Et, quand on a pareil programme sous la main, quand on reçoit, fût-ce des mains d’un demi-fou, une idéologie clés en main qui apporte une réponse à la plupart des questions que l’on se pose, il est rare que l’on passe à côté.

Il y a Lénine, oui, et Staline, et les tsars et le reste, mais il y a donc aussi Douguine, Alexandre Douguine, le rouge-brun à la dégaine d’hurluberlu, le chantre parfois fumeux de la guerre de Léviathan contre Béhémoth, le polygraphe plus ou moins inspiré qui n’est évidemment pas Heidegger mais qui partage avec lui l’idée qu’il y a des peuples « métaphysiques par excellence » et qu’après les Grecs, puis les Allemands, peut et doit venir le tour de la Russie – il y a Douguine qui, à force de répéter au peuple russe et à ses dirigeants que la géopolitique est une région de la philosophie, semble être en train d’arriver à ses fins.

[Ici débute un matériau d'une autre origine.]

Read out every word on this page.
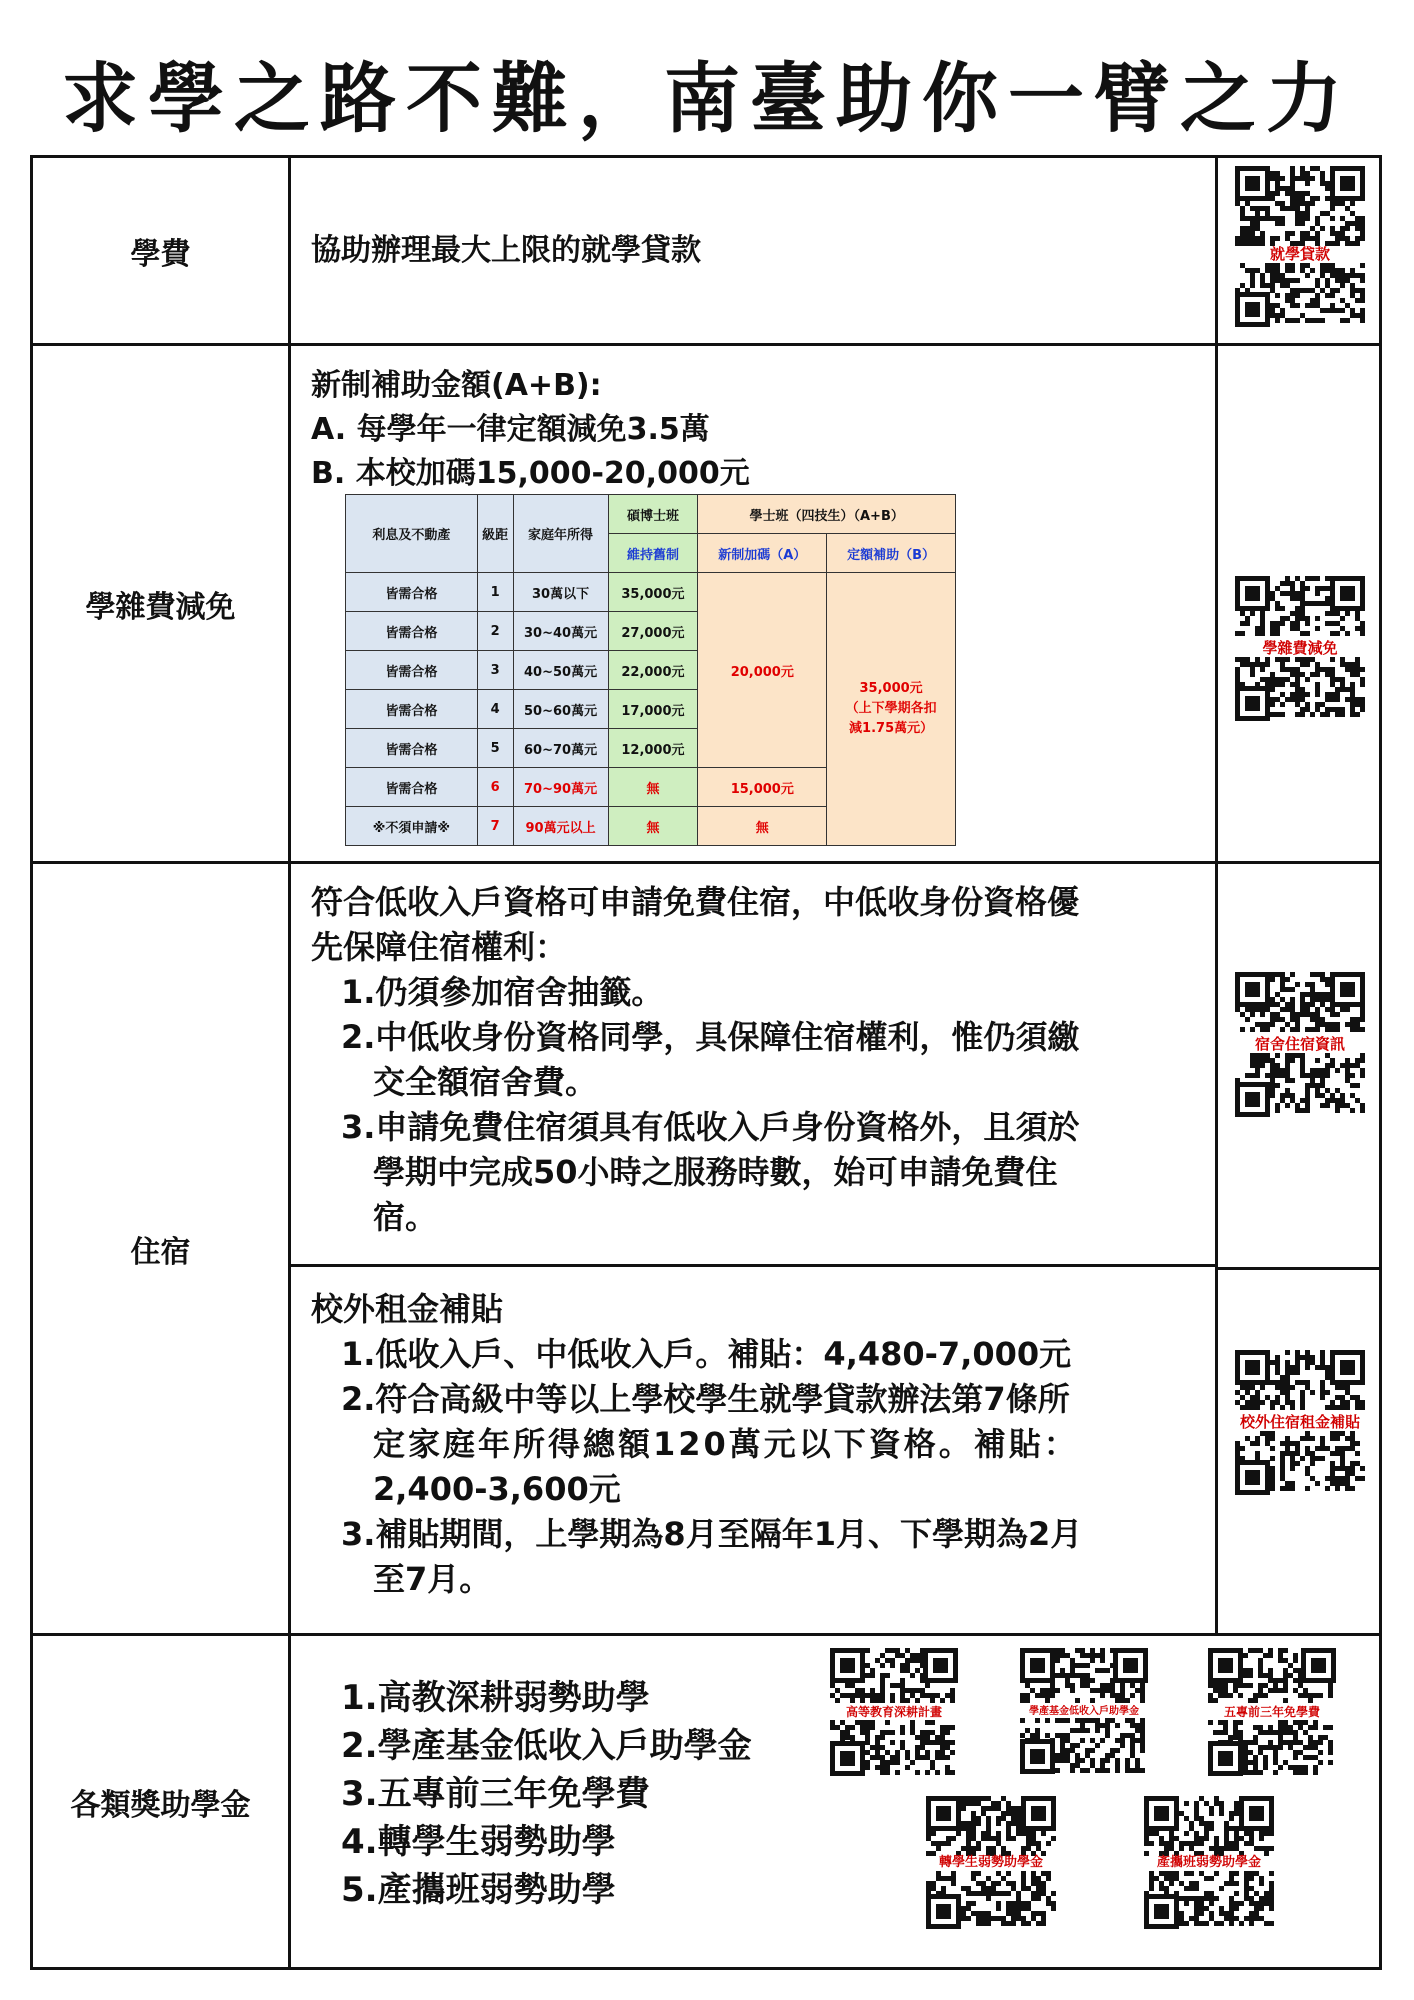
求學之路不難，南臺助你一臂之力
學費	協助辦理最大上限的就學貸款	就學貸款
學雜費減免
新制補助金額(A+B):
A. 每學年一律定額減免3.5萬
B. 本校加碼15,000-20,000元
利息及不動產	級距	家庭年所得	碩博士班	學士班（四技生）（A+B）	
			維持舊制	新制加碼（A）	定額補助（B）
皆需合格	1	30萬以下	35,000元	20,000元	35,000元
（上下學期各扣
減1.75萬元）

皆需合格	2	30~40萬元	27,000元		
皆需合格	3	40~50萬元	22,000元		
皆需合格	4	50~60萬元	17,000元		
皆需合格	5	60~70萬元	12,000元		
皆需合格	6	70~90萬元	無	15,000元	
※不須申請※	7	90萬元以上	無	無	
學雜費減免
住宿
符合低收入戶資格可申請免費住宿，中低收身份資格優
先保障住宿權利：
1.仍須參加宿舍抽籤。
2.中低收身份資格同學，具保障住宿權利，惟仍須繳
交全額宿舍費。
3.申請免費住宿須具有低收入戶身份資格外，且須於
學期中完成50小時之服務時數，始可申請免費住
宿。
校外租金補貼
1.低收入戶、中低收入戶。補貼：4,480-7,000元
2.符合高級中等以上學校學生就學貸款辦法第7條所
定家庭年所得總額120萬元以下資格。補貼：
2,400-3,600元
3.補貼期間，上學期為8月至隔年1月、下學期為2月
至7月。
宿舍住宿資訊
校外住宿租金補貼
各類獎助學金
1.高教深耕弱勢助學
2.學產基金低收入戶助學金
3.五專前三年免學費
4.轉學生弱勢助學
5.產攜班弱勢助學
高等教育深耕計畫	學產基金低收入戶助學金	五專前三年免學費
轉學生弱勢助學金	產攜班弱勢助學金
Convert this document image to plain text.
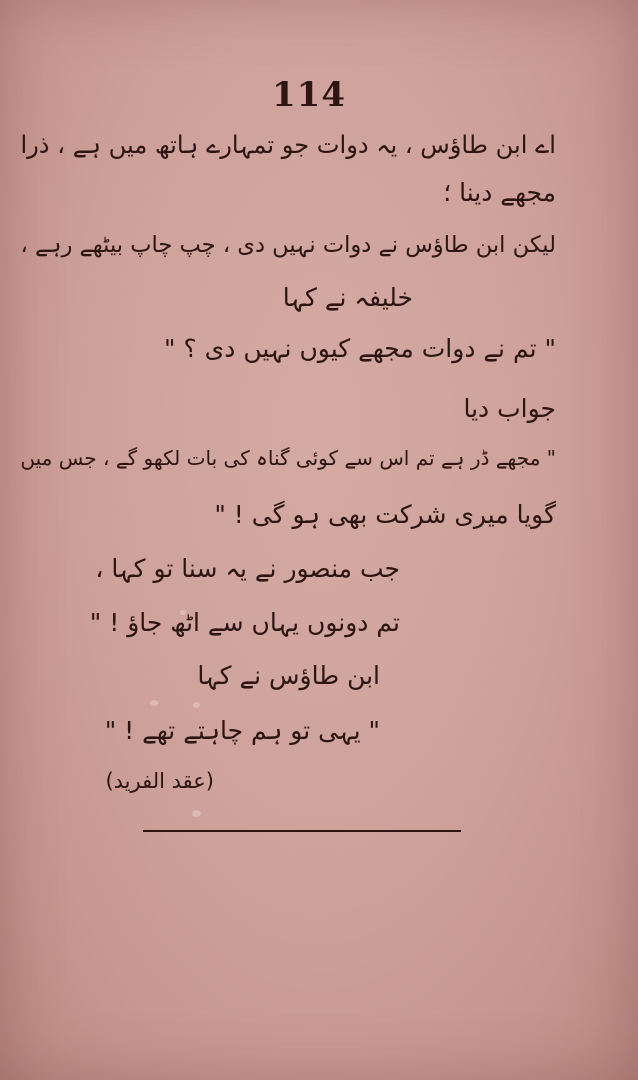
114
اے ابن طاؤس ، یہ دوات جو تمہارے ہاتھ میں ہے ، ذرا
مجھے دینا ؛
لیکن ابن طاؤس نے دوات نہیں دی ، چپ چاپ بیٹھے رہے ،
خلیفہ نے کہا
" تم نے دوات مجھے کیوں نہیں دی ؟ "
جواب دیا
" مجھے ڈر ہے تم اس سے کوئی گناہ کی بات لکھو گے ، جس میں
گویا میری شرکت بھی ہو گی ! "
جب منصور نے یہ سنا تو کہا ،
تم دونوں یہاں سے اٹھ جاؤ ! "
ابن طاؤس نے کہا
" یہی تو ہم چاہتے تھے ! "
(عقد الفرید)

On aurait tort de ne pas prendre Douguine au sérieux quand il dit au journaliste du Nouvel Observateur Vincent Jauvert venu l’interroger sur la nature, la fréquence et l’origine de ses contacts avec le nouveau maître de toutes les Russies : « peu importe le comment – l’important, c’est que toutes mes idées ont triomphé, toutes. »

La guerre des idées, entre les sociétés ouvertes européennes, défendues depuis des décennies par Bernard-Henri Lévy, et les velléités impériales néo-réactionnaires d’un Douguine, d’un Poutine, ne fait, semble-t-il, que commencer. 

N’en déplaise aux oies blanches, et aux autruches veules, de nos plateaux de télévisions français.